I have two questions:
- I don't know
m
at compile time, and from these two examples it seems that's required. Is it so? Or if I can use it for this case, what do I have to replace ?
with in the following command #pragma omp parallel for reduction(+:res[:?])
? m
or n
?
- Is it relevant that the indexes of the
for
are relative to indexes
and vals
and not to res
, especially considering that reduction
is done on the latter one?
However, If so, how can I solve this problem?
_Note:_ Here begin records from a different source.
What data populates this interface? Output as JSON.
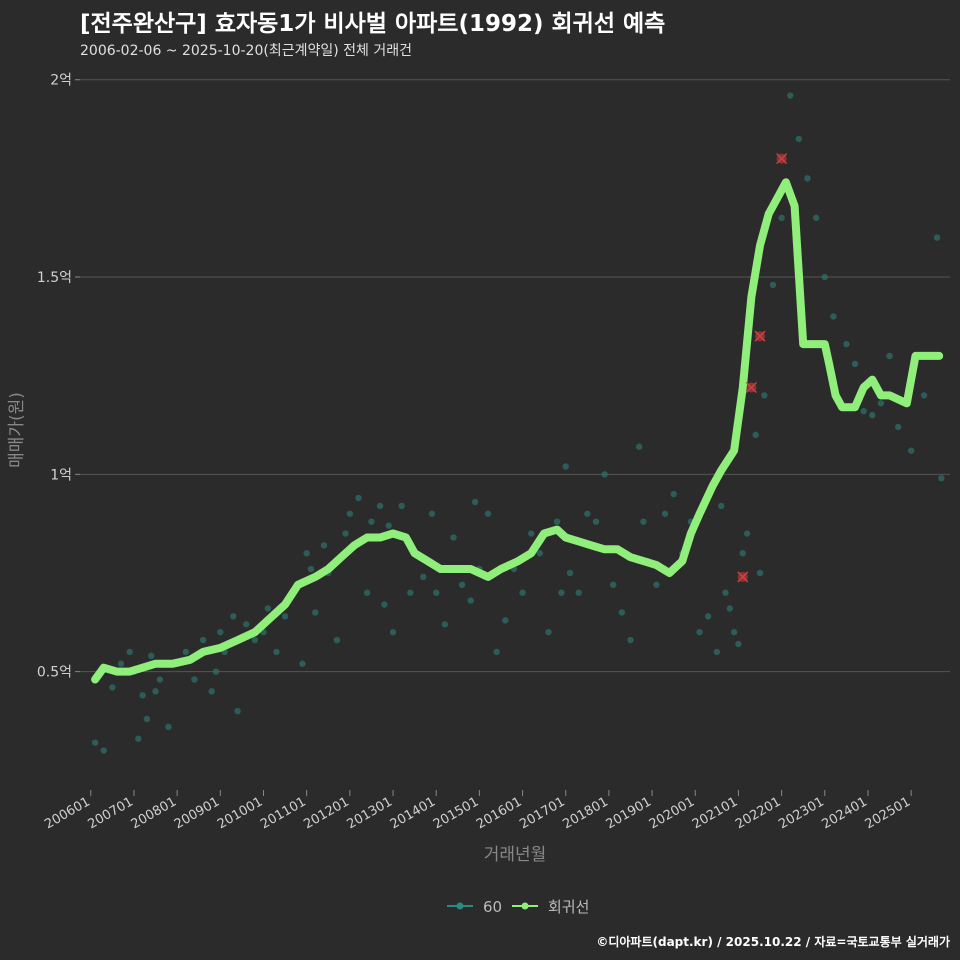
{
  "header": {
    "title": "[전주완산구] 효자동1가 비사벌 아파트(1992) 회귀선 예측",
    "subtitle": "2006-02-06 ~ 2025-10-20(최근계약일) 전체 거래건"
  },
  "footer": {
    "credit": "©디아파트(dapt.kr) / 2025.10.22 / 자료=국토교통부 실거래가"
  },
  "colors": {
    "background": "#2b2b2c",
    "grid": "#555555",
    "scatter": "#2f6f67",
    "line": "#90ee7a",
    "outlier": "#b23a3a",
    "legend_scatter": "#2a8a80"
  },
  "chart_data": {
    "type": "line",
    "xlabel": "거래년월",
    "ylabel": "매매가(원)",
    "ylim": [
      0.2,
      2.05
    ],
    "yticks": [
      {
        "value": 0.5,
        "label": "0.5억"
      },
      {
        "value": 1.0,
        "label": "1억"
      },
      {
        "value": 1.5,
        "label": "1.5억"
      },
      {
        "value": 2.0,
        "label": "2억"
      }
    ],
    "xlim": [
      2005.75,
      2025.9
    ],
    "xticks": [
      "200601",
      "200701",
      "200801",
      "200901",
      "201001",
      "201101",
      "201201",
      "201301",
      "201401",
      "201501",
      "201601",
      "201701",
      "201801",
      "201901",
      "202001",
      "202101",
      "202201",
      "202301",
      "202401",
      "202501"
    ],
    "legend": [
      {
        "name": "60",
        "kind": "scatter"
      },
      {
        "name": "회귀선",
        "kind": "line"
      }
    ],
    "series": [
      {
        "name": "회귀선",
        "x": [
          2006.1,
          2006.3,
          2006.6,
          2006.9,
          2007.2,
          2007.5,
          2007.9,
          2008.3,
          2008.6,
          2009.0,
          2009.4,
          2009.8,
          2010.1,
          2010.5,
          2010.8,
          2011.2,
          2011.5,
          2011.8,
          2012.1,
          2012.4,
          2012.7,
          2013.0,
          2013.3,
          2013.5,
          2013.8,
          2014.1,
          2014.4,
          2014.8,
          2015.2,
          2015.5,
          2015.9,
          2016.2,
          2016.5,
          2016.8,
          2017.0,
          2017.3,
          2017.6,
          2017.9,
          2018.2,
          2018.5,
          2018.8,
          2019.1,
          2019.4,
          2019.7,
          2019.9,
          2020.1,
          2020.4,
          2020.6,
          2020.9,
          2021.1,
          2021.3,
          2021.5,
          2021.7,
          2021.9,
          2022.1,
          2022.3,
          2022.5,
          2022.7,
          2022.85,
          2023.0,
          2023.1,
          2023.25,
          2023.4,
          2023.7,
          2023.9,
          2024.1,
          2024.3,
          2024.5,
          2024.7,
          2024.9,
          2025.1,
          2025.3,
          2025.5,
          2025.65
        ],
        "y": [
          0.48,
          0.51,
          0.5,
          0.5,
          0.51,
          0.52,
          0.52,
          0.53,
          0.55,
          0.56,
          0.58,
          0.6,
          0.63,
          0.67,
          0.72,
          0.74,
          0.76,
          0.79,
          0.82,
          0.84,
          0.84,
          0.85,
          0.84,
          0.8,
          0.78,
          0.76,
          0.76,
          0.76,
          0.74,
          0.76,
          0.78,
          0.8,
          0.85,
          0.86,
          0.84,
          0.83,
          0.82,
          0.81,
          0.81,
          0.79,
          0.78,
          0.77,
          0.75,
          0.78,
          0.85,
          0.9,
          0.97,
          1.01,
          1.06,
          1.22,
          1.45,
          1.58,
          1.66,
          1.7,
          1.74,
          1.68,
          1.33,
          1.33,
          1.33,
          1.33,
          1.28,
          1.2,
          1.17,
          1.17,
          1.22,
          1.24,
          1.2,
          1.2,
          1.19,
          1.18,
          1.3,
          1.3,
          1.3,
          1.3
        ]
      }
    ],
    "scatter": [
      {
        "name": "60",
        "x": [
          2006.1,
          2006.3,
          2006.5,
          2006.7,
          2006.9,
          2007.0,
          2007.1,
          2007.2,
          2007.3,
          2007.5,
          2007.6,
          2007.8,
          2008.0,
          2008.2,
          2008.4,
          2008.6,
          2008.8,
          2009.0,
          2009.1,
          2009.3,
          2009.4,
          2009.6,
          2009.8,
          2010.0,
          2010.1,
          2010.3,
          2010.5,
          2010.7,
          2010.8,
          2011.0,
          2011.1,
          2011.2,
          2011.4,
          2011.5,
          2011.7,
          2011.9,
          2012.0,
          2012.2,
          2012.4,
          2012.5,
          2012.7,
          2012.9,
          2013.0,
          2013.2,
          2013.4,
          2013.5,
          2013.7,
          2013.9,
          2014.0,
          2014.2,
          2014.4,
          2014.6,
          2014.8,
          2015.0,
          2015.2,
          2015.4,
          2015.6,
          2015.8,
          2016.0,
          2016.2,
          2016.4,
          2016.6,
          2016.8,
          2017.0,
          2017.1,
          2017.3,
          2017.5,
          2017.7,
          2017.9,
          2018.1,
          2018.3,
          2018.5,
          2018.7,
          2018.9,
          2019.1,
          2019.3,
          2019.5,
          2019.7,
          2019.9,
          2020.1,
          2020.3,
          2020.5,
          2020.7,
          2020.8,
          2020.9,
          2021.0,
          2021.1,
          2021.2,
          2021.4,
          2021.6,
          2021.8,
          2022.0,
          2022.2,
          2022.4,
          2022.6,
          2022.8,
          2023.0,
          2023.2,
          2023.5,
          2023.7,
          2023.9,
          2024.1,
          2024.3,
          2024.5,
          2024.7,
          2025.0,
          2025.3,
          2025.6,
          2025.7,
          2007.4,
          2008.9,
          2010.9,
          2012.8,
          2014.9,
          2016.9,
          2018.8,
          2020.6,
          2021.5
        ],
        "y": [
          0.32,
          0.3,
          0.46,
          0.52,
          0.55,
          0.5,
          0.33,
          0.44,
          0.38,
          0.45,
          0.48,
          0.36,
          0.52,
          0.55,
          0.48,
          0.58,
          0.45,
          0.6,
          0.55,
          0.64,
          0.4,
          0.62,
          0.58,
          0.6,
          0.66,
          0.55,
          0.64,
          0.7,
          0.72,
          0.8,
          0.76,
          0.65,
          0.82,
          0.75,
          0.58,
          0.85,
          0.9,
          0.94,
          0.7,
          0.88,
          0.92,
          0.87,
          0.6,
          0.92,
          0.7,
          0.8,
          0.74,
          0.9,
          0.7,
          0.62,
          0.84,
          0.72,
          0.68,
          0.76,
          0.9,
          0.55,
          0.63,
          0.76,
          0.7,
          0.85,
          0.8,
          0.6,
          0.88,
          1.02,
          0.75,
          0.7,
          0.9,
          0.88,
          1.0,
          0.72,
          0.65,
          0.58,
          1.07,
          0.78,
          0.72,
          0.9,
          0.95,
          0.8,
          0.88,
          0.6,
          0.64,
          0.55,
          0.7,
          0.66,
          0.6,
          0.57,
          0.8,
          0.85,
          1.1,
          1.2,
          1.48,
          1.65,
          1.96,
          1.85,
          1.75,
          1.65,
          1.5,
          1.4,
          1.33,
          1.28,
          1.16,
          1.15,
          1.18,
          1.3,
          1.12,
          1.06,
          1.2,
          1.6,
          0.99,
          0.54,
          0.5,
          0.52,
          0.67,
          0.93,
          0.7,
          0.88,
          0.92,
          0.75
        ],
        "outliers_x": [
          2021.1,
          2021.3,
          2021.5,
          2022.0
        ],
        "outliers_y": [
          0.74,
          1.22,
          1.35,
          1.8
        ]
      }
    ]
  }
}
It is fairly straight forward to do a user declared reduction for C++ vectors of a specific type:
#include <algorithm>
#include <vector>
#pragma omp declare reduction(vec_float_plus : std::vector<float> : \
std::transform(omp_out.begin(), omp_out.end(), omp_in.begin(), omp_out.begin(), std::plus<float>())) \
initializer(omp_priv = decltype(omp_orig)(omp_orig.size()))
std::vector<float> res(n,0);
#pragma omp parallel for reduction(vec_float_plus : res)
for(size_t i=0; i<m; i++){
res[...] += ...;
}
1a) Not knowing m
at compile time is not a requirement.
1b) You cannot use the array section reduction on std::vector
s, because they are not arrays (and std::vector::data
is not an identifier). If it were possible, you'd have to use n
, as this is the number of elements in the array section.
2) As long as you are only reading indexes
and vals
, there is no issue.
Edit: The original initializer
caluse was simpler: initializer(omp_priv = omp_orig)
. However, if the original copy is then not full of zeroes, the result will be wrong. Therefore, I suggest the more complicated initializer which always creates zero-element vectors.